SUARA pistol menyalak beberapa kali di Kampung Durian Selemak, Kecamatan Wampu, Kabupaten Langkat, Sumatera Utara, pada 28 September lalu. Tembakan ke udara dilepaskan tatkala petugas PT Perkebunan Nusantara II mengobrak-abrik ladang dan belasan rumah masyarakat adat Rakyat Penunggu dengan buldoser. Warga setempat yang semula menghadang laju alat berat akhirnya kocar-kacir mendengar letusan itu.

Kepala Kampung Durian Selemak, Mahyuni, mengatakan sedikitnya 15 rumah Rakyat Penunggu rata dengan tanah. Tanaman jagung di ladang pun dicabuti. Menurut dia, sedikitnya 120 keluarga terusir dari area seluas 117 hektare dalam penggusuran itu. “Kami sudah minta agar perusahaan menunggu proses hukum, tapi tak digubris,” kata Mahyuni pada Rabu, 16 Desember lalu.

Pembersihan lahan Rakyat Penunggu di Kampung Durian Selemak merupakan bagian dari proyek pembangunan kebun tebu yang dikerjakan PT Perkebunan Nusantara (PTPN) II untuk mendukung program swasembada gula. Pemerintah menargetkan swasembada tercapai pada 2023. Presiden Joko Widodo berulang kali meminta bawahannya agar Indonesia segera bisa swasembada karena sekitar 3,7 juta ton kebutuhan gula domestik masih diimpor.

Baca berita dengan sedikit iklan, klik di sini

Lahan yang bermasalah di Kampung Durian Selemak, Desa Pertumbukan, Kecamatan Wampu, Kabupaten Langkat, Sumatera Utara, 16 Desember 2020. Adinda zahra noviyanti

Baca berita dengan sedikit iklan, klik di sini

Menurut Mahyuni, berdasarkan cerita turun-temurun, nenek moyang Rakyat Penunggu sudah bermukim dan menggarap lahan di kampung itu sejak era penjajahan Belanda. Leluhur Rakyat Penunggu bertanam di ladang bekas tanaman tembakau milik pemerintah kolonial setelah musim panen. Tanah itu disebut tanah jaluran. “Itu warisan orang tua kami,” dia berujar.

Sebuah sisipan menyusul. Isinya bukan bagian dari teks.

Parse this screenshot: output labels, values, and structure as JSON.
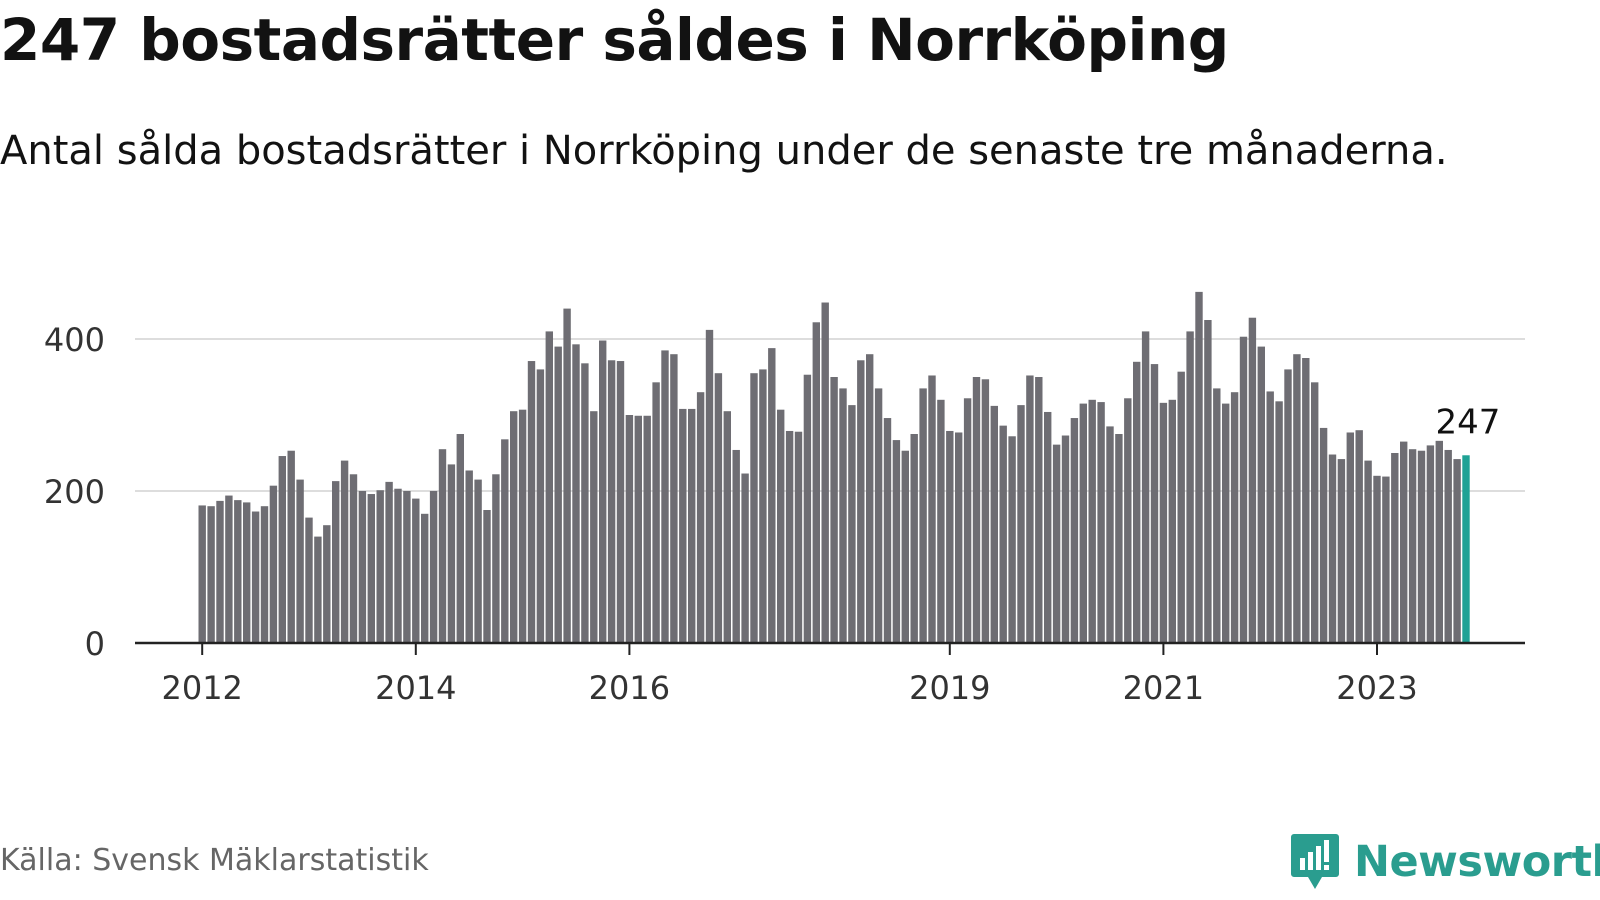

Penggusuran pada akhir September lalu bukan yang pertama kali dihadapi masyarakat adat Rakyat Penunggu. Selepas kemerdekaan, Rakyat Penunggu mendapat sebagian tanah yang pernah digarap pemerintah kolonial. Seusai Gerakan 30 September 1965, pemerintah berusaha mengambil paksa tanah dari masyarakat.

Mereka yang menolak dicap sebagai simpatisan Partai Komunis Indonesia. Konflik dengan perusahaan sempat pecah lagi pada awal masa reformasi. Sempat reda selama dua dekade, pertikaian kembali muncul pada September 2020.

Mahyuni mengatakan PTPN II tak pernah memberitahukan rencana pembangunan kebun tebu kepada masyarakat. Tiba-tiba saja sejumlah spanduk perusahaan yang mengklaim kepemilikan tanah dan menyebutkan rencana pembersihan lahan untuk kebun tebu terpacak di beberapa pohon di Kampung Durian Selemak pada 27 September—sehari sebelum bentrokan dengan warga terjadi. Pihak PTPN II mengklaim tanah itu berdasarkan sertifikat hak guna usaha.

Melawan klaim perusahaan, warga berbondong-bondong memasang baliho yang menyatakan kepemilikan tanah adat di samping spanduk PTPN. Atribut-atribut itu sudah menghilang ketika Tempo berkunjung ke Durian Selemak pada 15-17 Desember lalu.

Mahyanun, warga Rakyat Penunggu di Durian Selemak, salah satu yang terkena dampak. Rumah dan ladangnya seluas kira-kira 4.000 meter persegi rata dengan tanah. Ia biasanya menanami ladang itu dengan tanaman palawija dan mendapat penghasilan dari berjualan jagung saat panen tiba.

Kini ia tak memiliki gubuk, apalagi mata pencarian. “Anak-anak kami sementara mengungsi ke rumah mertua,” ucap perempuan 64 tahun itu.

Mahyanun terus ikut melawan petugas keamanan dan PTPN II. Bentrok masyarakat adat Rakyat Penunggu dengan petugas berlangsung selama tiga hari sejak 28 September. Puncak pertikaian terjadi pada 30 September.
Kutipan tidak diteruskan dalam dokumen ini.